Every Canadian has access to two of the most powerful tax-sheltered savings tools in the world. But using them incorrectly - or not using them at all - can mean leaving tens of thousands of dollars on the table over a lifetime.
The RRSP (Registered Retirement Savings Plan)
Contributions to your RRSP reduce your taxable income today. Your investments grow tax-deferred inside the account, and you pay tax only when you withdraw in retirement - ideally at a lower tax rate than you're paying now.
Best for: Higher-income earners (above roughly $80K/year) who want to reduce their tax bill now and expect to be in a lower bracket in retirement.
2026 contribution limit: 18% of prior year earned income, up to $31,560.
The TFSA (Tax-Free Savings Account)
Contributions are made with after-tax dollars, but everything inside your TFSA - growth, dividends, withdrawals - is completely tax-free. Forever.
Best for: Lower to middle income earners, anyone who might need flexible access to their funds, and anyone who expects their income (and tax rate) to rise significantly in the future.
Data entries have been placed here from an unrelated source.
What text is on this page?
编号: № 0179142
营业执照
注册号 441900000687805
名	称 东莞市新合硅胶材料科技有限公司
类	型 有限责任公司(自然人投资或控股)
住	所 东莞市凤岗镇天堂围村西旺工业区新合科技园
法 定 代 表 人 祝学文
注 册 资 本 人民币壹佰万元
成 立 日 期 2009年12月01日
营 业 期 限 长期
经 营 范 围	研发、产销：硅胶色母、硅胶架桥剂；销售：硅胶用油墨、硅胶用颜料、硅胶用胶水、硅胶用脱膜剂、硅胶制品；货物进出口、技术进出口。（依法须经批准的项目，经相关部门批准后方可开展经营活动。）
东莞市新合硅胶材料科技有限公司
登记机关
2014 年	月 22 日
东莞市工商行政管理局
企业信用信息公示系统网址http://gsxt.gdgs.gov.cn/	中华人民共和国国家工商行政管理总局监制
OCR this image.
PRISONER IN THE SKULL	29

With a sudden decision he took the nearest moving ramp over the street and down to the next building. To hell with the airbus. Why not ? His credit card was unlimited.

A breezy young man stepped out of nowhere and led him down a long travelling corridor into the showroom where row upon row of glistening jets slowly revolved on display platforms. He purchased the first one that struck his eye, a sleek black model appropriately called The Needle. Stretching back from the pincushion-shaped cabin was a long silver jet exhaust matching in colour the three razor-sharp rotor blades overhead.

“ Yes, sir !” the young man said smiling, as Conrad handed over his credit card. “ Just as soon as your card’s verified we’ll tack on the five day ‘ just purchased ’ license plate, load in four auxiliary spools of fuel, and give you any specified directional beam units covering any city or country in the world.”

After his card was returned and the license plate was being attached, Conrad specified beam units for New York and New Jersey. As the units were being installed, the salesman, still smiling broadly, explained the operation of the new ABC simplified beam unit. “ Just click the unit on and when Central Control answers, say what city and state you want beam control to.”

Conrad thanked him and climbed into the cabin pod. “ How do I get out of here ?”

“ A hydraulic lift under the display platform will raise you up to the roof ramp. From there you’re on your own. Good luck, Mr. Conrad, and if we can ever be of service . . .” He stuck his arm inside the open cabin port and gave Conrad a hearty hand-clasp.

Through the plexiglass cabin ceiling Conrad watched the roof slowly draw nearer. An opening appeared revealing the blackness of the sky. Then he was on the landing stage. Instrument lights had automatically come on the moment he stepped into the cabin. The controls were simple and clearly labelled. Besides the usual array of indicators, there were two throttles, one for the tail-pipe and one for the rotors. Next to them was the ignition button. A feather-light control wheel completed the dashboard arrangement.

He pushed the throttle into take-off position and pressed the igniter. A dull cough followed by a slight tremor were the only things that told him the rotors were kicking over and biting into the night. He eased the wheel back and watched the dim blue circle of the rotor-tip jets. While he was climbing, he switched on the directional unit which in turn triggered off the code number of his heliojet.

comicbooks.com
2026 contribution limit: $7,000/year. If you've never contributed, your cumulative room since 2009 is now $95,000.
The Smart Move
For most Canadians under 40, maxing your TFSA first makes sense. For those in a higher tax bracket today, RRSP contributions can produce meaningful tax refunds that you can then redirect into your TFSA.
Used together strategically, these two accounts are genuinely life-changing. The key is knowing which to prioritize - and in what order.